Bug 17181 - png() doesn't handle UTF-8 encoded filenames
Summary: png() doesn't handle UTF-8 encoded filenames
Status: CLOSED FIXED
Alias: None
Product: R
Classification: Unclassified
Component: Windows GUI / Window specific (show other bugs)
Version: R-devel (trunk)
Hardware: Other Other
: P5 minor
Assignee: R-core
URL:
Depends on:
Blocks:
 
Reported: 2016-11-14 21:38 UTC by Kevin Ushey
Modified: 2018-02-22 16:42 UTC (History)
1 user (show)

See Also:


Attachments

Note You need to log in before you can comment on or make changes to this bug.
Description Kevin Ushey 2016-11-14 21:38:18 UTC
To reproduce:

> setwd(tempdir())
> path <- iconv("brûlée.png", to = "UTF-8")
> png(filename = path)
> dev.off()
null device 
          1 
> list.files()
[1] "brûlée.png"

Note that the string 'brûlée' can be represented in the system locale in this case (latin1); I believe the issue is a missing translation from UTF-8 to the system encoding when generating the file. Note that 'brûlée' is the correct byte-sequence for the above UTF-8 encoded string; those bytes are simply being mis-interpreted in the system encoding.

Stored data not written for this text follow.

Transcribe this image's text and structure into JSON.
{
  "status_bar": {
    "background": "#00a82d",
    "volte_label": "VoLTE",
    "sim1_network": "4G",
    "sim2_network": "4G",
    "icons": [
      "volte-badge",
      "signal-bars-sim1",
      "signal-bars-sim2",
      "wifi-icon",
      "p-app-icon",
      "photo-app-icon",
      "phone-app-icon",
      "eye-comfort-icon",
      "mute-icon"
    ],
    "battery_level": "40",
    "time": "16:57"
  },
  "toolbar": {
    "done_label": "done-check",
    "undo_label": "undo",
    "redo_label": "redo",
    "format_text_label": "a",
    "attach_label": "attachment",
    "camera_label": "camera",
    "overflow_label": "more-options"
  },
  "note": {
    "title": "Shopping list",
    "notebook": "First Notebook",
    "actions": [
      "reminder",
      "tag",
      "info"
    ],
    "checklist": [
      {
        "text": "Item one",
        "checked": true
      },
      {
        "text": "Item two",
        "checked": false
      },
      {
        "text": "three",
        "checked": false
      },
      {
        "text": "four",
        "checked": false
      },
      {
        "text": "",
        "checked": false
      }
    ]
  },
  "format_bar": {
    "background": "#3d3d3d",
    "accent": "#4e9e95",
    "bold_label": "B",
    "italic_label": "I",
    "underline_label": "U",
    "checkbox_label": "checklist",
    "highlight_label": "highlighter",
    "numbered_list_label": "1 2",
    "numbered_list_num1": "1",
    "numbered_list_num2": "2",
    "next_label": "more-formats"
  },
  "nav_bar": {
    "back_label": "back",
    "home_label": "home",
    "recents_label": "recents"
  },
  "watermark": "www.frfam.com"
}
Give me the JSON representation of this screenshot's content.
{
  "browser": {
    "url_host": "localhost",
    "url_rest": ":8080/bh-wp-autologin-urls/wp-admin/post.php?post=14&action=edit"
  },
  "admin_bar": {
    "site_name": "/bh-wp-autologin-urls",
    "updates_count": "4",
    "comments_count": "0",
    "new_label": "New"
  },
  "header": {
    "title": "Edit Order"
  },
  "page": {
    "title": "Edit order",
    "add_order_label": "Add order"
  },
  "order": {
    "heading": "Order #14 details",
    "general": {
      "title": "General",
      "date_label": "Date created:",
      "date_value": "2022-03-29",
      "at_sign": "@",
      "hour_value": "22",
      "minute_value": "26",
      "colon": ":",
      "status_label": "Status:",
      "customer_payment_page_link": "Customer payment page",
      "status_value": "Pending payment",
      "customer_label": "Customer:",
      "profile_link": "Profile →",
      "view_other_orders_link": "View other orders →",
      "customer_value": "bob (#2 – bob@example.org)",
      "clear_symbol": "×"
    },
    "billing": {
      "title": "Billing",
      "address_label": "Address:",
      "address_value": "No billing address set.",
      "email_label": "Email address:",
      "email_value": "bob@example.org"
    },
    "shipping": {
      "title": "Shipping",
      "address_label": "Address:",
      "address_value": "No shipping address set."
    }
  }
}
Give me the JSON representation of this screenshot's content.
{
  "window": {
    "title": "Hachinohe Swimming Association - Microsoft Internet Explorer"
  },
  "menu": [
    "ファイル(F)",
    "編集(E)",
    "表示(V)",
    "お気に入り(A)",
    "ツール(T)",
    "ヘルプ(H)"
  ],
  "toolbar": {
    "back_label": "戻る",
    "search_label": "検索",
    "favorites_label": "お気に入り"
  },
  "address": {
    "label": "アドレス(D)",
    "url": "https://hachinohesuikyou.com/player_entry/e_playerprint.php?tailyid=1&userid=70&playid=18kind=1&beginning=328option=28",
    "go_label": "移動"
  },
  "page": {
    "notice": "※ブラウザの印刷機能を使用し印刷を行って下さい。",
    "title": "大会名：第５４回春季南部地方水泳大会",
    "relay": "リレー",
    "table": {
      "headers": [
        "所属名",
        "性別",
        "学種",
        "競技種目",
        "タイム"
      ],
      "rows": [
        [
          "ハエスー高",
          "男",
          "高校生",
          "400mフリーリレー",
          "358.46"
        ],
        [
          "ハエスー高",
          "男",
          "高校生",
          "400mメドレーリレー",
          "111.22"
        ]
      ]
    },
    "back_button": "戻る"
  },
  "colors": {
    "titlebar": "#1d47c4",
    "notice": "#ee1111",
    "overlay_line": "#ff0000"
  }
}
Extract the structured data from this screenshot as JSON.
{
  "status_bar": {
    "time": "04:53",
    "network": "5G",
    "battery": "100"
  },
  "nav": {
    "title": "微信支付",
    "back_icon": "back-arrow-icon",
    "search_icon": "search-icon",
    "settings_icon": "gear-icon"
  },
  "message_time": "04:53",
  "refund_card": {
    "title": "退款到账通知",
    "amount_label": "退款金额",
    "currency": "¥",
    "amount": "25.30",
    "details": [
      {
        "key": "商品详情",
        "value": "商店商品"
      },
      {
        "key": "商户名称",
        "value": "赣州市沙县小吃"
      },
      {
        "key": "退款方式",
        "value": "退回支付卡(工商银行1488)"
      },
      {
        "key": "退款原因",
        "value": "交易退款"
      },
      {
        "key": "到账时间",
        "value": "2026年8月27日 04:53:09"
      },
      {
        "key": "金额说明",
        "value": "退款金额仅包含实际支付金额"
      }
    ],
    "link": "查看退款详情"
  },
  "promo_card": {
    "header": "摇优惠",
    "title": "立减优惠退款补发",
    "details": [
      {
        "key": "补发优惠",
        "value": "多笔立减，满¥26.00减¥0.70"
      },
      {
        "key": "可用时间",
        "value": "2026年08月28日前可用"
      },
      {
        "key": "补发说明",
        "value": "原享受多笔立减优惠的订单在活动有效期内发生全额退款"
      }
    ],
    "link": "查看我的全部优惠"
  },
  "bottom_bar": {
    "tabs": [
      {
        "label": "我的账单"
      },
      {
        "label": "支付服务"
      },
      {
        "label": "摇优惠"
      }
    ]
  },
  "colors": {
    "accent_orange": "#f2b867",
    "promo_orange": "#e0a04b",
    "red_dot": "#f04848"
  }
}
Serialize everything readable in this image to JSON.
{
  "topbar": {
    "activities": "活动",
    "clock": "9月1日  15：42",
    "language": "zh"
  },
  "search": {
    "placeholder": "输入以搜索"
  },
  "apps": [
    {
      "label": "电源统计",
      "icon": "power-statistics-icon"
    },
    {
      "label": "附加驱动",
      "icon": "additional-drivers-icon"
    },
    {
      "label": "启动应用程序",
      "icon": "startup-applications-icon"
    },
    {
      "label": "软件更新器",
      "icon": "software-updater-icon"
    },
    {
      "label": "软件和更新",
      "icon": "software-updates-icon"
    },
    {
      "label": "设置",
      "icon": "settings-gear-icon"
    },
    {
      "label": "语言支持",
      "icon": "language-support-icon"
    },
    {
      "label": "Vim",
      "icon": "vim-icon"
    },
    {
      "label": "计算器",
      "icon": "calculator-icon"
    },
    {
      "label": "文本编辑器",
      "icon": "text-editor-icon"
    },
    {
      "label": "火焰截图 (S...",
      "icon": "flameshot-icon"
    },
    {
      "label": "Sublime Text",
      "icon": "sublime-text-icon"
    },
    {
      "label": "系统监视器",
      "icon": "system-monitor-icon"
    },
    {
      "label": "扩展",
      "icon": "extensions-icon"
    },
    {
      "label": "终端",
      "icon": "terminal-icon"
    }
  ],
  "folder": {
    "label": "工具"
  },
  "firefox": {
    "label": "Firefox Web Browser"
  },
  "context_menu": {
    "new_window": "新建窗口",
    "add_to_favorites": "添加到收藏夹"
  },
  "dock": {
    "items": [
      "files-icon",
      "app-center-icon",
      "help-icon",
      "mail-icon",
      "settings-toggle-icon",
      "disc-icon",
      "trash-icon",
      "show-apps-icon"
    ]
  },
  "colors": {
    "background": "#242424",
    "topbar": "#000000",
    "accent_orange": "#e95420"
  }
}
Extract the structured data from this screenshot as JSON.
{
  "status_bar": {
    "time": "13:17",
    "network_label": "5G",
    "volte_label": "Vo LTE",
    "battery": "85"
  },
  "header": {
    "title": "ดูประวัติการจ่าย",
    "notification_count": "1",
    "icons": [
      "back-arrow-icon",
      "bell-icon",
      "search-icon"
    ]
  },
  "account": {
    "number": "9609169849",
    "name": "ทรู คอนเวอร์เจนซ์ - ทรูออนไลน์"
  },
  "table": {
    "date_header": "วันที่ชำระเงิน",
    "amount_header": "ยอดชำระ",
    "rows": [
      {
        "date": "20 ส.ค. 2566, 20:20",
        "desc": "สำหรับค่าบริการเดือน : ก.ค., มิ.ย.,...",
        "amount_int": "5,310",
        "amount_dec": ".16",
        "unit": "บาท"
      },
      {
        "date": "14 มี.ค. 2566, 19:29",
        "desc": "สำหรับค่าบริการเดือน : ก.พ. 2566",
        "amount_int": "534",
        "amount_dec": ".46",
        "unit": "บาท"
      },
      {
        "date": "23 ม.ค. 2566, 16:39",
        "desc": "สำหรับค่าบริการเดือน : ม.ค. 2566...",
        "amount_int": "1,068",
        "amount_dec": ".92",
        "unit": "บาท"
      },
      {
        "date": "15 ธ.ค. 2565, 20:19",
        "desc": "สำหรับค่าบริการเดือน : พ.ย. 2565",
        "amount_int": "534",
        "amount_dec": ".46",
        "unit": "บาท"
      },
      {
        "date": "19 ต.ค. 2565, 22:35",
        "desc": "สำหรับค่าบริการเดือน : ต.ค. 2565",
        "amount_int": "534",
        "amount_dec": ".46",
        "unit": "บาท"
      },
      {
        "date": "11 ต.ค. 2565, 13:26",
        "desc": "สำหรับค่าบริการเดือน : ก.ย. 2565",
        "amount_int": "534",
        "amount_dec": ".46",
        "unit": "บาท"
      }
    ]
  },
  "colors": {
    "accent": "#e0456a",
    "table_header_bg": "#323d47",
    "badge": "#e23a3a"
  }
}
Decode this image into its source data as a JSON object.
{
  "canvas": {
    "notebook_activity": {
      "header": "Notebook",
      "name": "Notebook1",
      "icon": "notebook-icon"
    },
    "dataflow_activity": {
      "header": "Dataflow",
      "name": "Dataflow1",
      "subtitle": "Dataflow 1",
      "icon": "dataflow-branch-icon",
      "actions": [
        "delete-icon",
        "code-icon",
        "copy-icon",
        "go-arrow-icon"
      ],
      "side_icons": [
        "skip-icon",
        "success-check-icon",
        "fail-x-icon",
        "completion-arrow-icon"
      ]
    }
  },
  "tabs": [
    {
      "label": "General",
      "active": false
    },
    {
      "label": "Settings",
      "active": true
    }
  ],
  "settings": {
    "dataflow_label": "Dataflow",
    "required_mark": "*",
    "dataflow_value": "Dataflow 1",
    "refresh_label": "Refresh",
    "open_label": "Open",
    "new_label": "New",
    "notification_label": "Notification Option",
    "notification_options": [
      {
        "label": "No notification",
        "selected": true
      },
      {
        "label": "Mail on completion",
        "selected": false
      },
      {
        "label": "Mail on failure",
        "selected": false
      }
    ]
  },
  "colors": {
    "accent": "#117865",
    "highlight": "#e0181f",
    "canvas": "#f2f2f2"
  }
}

Perhaps there's a missing 'translateChar()' call somewhere?

---

> sessionInfo()
R Under development (unstable) (2016-11-13 r71655)
Platform: i386-w64-mingw32/i386 (32-bit)
Running under: Windows 7 x64 (build 7601) Service Pack 1

locale:
[1] LC_COLLATE=English_United States.1252 
[2] LC_CTYPE=English_United States.1252   
[3] LC_MONETARY=English_United States.1252
[4] LC_NUMERIC=C                          
[5] LC_TIME=English_United States.1252    

attached base packages:
[1] stats     graphics  grDevices utils     datasets  methods   base     

loaded via a namespace (and not attached):
[1] compiler_3.4.0
Comment 1 Tomas Kalibera 2018-02-22 16:42:07 UTC
Fixed in 74289. The filename is now translated to native encoding (and has already been in "cairo" and "cairo-png"), so the example works depending on the current locale/native encoding. It means that if the UTF-8 version of the filename contains characters not representable in native encoding, the resulting file name can still be surprising, but fixing this would not be feasible (e.g. cairo does not have an API for this).